All the patients are staring at their cell phones, aware the wait could be—whatever. Hospitals are short-staffed, but never short on patients. A sign is posted outside: “Now Hiring Nurses and CNAs—Signing Bonus!” I brought a book and thumbed to my page. But soon my disc buzzed. “Name and birthdate,” the woman at the desk asked. Sitting beside her was the woman to whom I had just given the information.
She led me to a tiny office. We did the questions about current/recent health, shots, prescriptions (none). She pointed at a waiting room. A nurse asked for my name and birthdate. She swabbed my arm, jabbed me, and hooked up the IV tube. She handed me the two cups of water mixed with a solution that enhances the contrast dye. I waited in the outer office for an hour for the solution to work.
Done with that, a technician called me into the procedure room. “I’m Lauren,” she said with a smile. She pointed to the platform next to the scanner. I climbed aboard. She pumped the contrast into the IV, I felt a jolting chill, then sudden heat as it rushed into my bloodstream.

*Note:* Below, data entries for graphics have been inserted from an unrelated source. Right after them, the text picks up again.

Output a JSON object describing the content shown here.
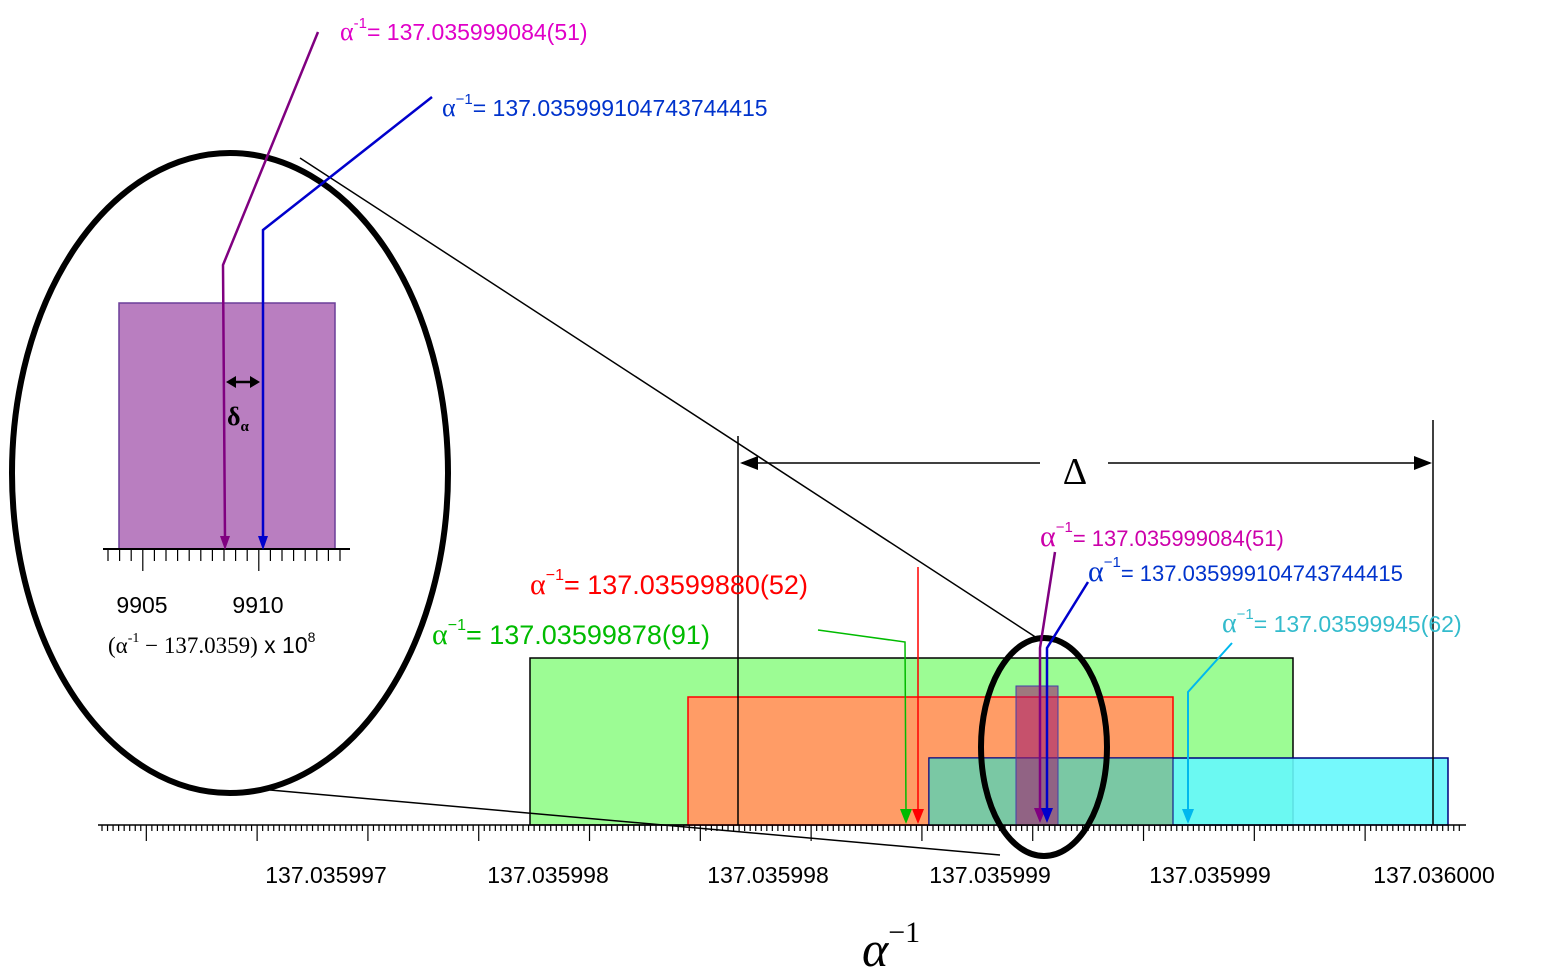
{
  "axis": {
    "tick_labels": [
      "137.035997",
      "137.035998",
      "137.035998",
      "137.035999",
      "137.035999",
      "137.036000"
    ],
    "title": "α",
    "title_exponent": "−1"
  },
  "measurements": [
    {
      "symbol": "α",
      "exponent": "-1",
      "value": "= 137.035999084(51)",
      "color": "#e000c8"
    },
    {
      "symbol": "α",
      "exponent": "−1",
      "value": "= 137.035999104743744415",
      "color": "#0033cc"
    },
    {
      "symbol": "α",
      "exponent": "−1",
      "value": "= 137.035999084(51)",
      "color": "#cc00aa"
    },
    {
      "symbol": "α",
      "exponent": "−1",
      "value": "= 137.035999104743744415",
      "color": "#0033cc"
    },
    {
      "symbol": "α",
      "exponent": "−1",
      "value": "= 137.03599880(52)",
      "color": "#ff0000"
    },
    {
      "symbol": "α",
      "exponent": "−1",
      "value": "= 137.03599878(91)",
      "color": "#00bb00"
    },
    {
      "symbol": "α",
      "exponent": "−1",
      "value": "= 137.03599945(62)",
      "color": "#33bbcc"
    }
  ],
  "delta_label": "Δ",
  "inset": {
    "tick_labels": [
      "9905",
      "9910"
    ],
    "delta_symbol": "δ",
    "delta_subscript": "α",
    "axis_formula": "(α",
    "axis_formula_exp": "-1",
    "axis_formula_rest": " − 137.0359)",
    "axis_scale": " x 10",
    "axis_scale_exp": "8"
  },
  "colors": {
    "green_fill": "#9cfc94",
    "orange_fill": "#ff9c66",
    "cyan_fill": "#66f8fc",
    "purple_fill": "#b97ec0",
    "purple_line": "#800080",
    "blue_line": "#0000cc"
  }
}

She started the scanner and slid me inside. I stared at inner core of the machine, spinning and flashing. “Hold your breath,” the machine ordered. Then “Breathe.” We did this three or four times, the CT scanner and I, working as a team. That was it. Lauren flipped a switch, I jumped up, thanked her, and headed for the parking lot.
The report was ready later that day. I keyed on the impression line: “no evidence of new recurrent or new metastatic disease.” That’s the upbeat story. Two days later, at the Prisma Cancer Institute, though, the oncologist looked at the fine print. He held up the report and pointed at page 1: “left paramediastinal bronchiectasis and fibrosis appears unchanged.” He nodded. “That’s always going to be there,” he said.
Two years ago the primary care and the pulmonary-critical care doctors in Virginia talked about bronchiectasis, a lung condition caused by 33 sessions of radiation bombing my chest, or “mediastinum,” the area between the lungs occupied by the heart, windpipe, and esophagus—the food tube—and thymus, which is where my real problem began. It pushed the kidney procedure, the “nephrectomy” out by a year. Another 30 sessions this year didn’t help.
He delivered the message, all systems look good, that is, “unchanged,” but this thing is not over. I recall my son, the medical physicist, telling me in 2018 that they never get every cell.
That done, we relaxed and talked about other things. Because it seemed like an obvious topic, I said I just got the covid booster. He asked about side effects, and said he hoped he’d get lucky because his second shot knocked him back for a few days.

I didn’t ask him what he thought of the school board in this fairly good-size town announcing that local schools would not serve as vaccination sites for children, although the vaccine now is approved for ages 5 through 11. Parents will have to hunt for it at pediatricians’ offices or drugstores.
A few days ago the South Carolina School Board cut ties with the National School Board Association over a letter the NSBA sent to President Biden seeking a federal investigation of reports of attacks on and threats of violence against its members over covid measures like masks. The SCSB said the letter “did not represent the values we have in South Carolina.”
Meanwhile, new cases are up 11 percent this week in South Carolina.
We moved away from all that, he refocused on the report, bullet point by bullet point. Heart, liver, pancreas, the rest look okay, apart from 72 years of wear and tear. I always like the note: “left kidney: absent,” as if it was out of town the day of the scan. The report frequently uses “appears” in citing normal conditions. Is it the TV weather-reporter shtick, the “chance of showers” routine that allows escape from ever being wrong?
He extended his hand, I took it, gratified we’re not bumping fists, which like my scan routine, has gotten old. “See you in three months. But call me if anything comes up,” he said. “Happy Holidays!” he yelled as he headed out the door. I yelled “Thanks” and ran for the exit.
The cancer patients in the waiting room, some of them in wheelchairs with family members, all of them with thick masks, didn’t notice me pass. Their minds are elsewhere, on symptoms, treatments, prescriptions, bills, as mine was when I was a daily visitor there. Some of these folks will not be having happy holidays. Yet it is a place of hope and courage. I know if I studied their faces I’d recognize some of them again in three months, still showing courage, still filled with hope.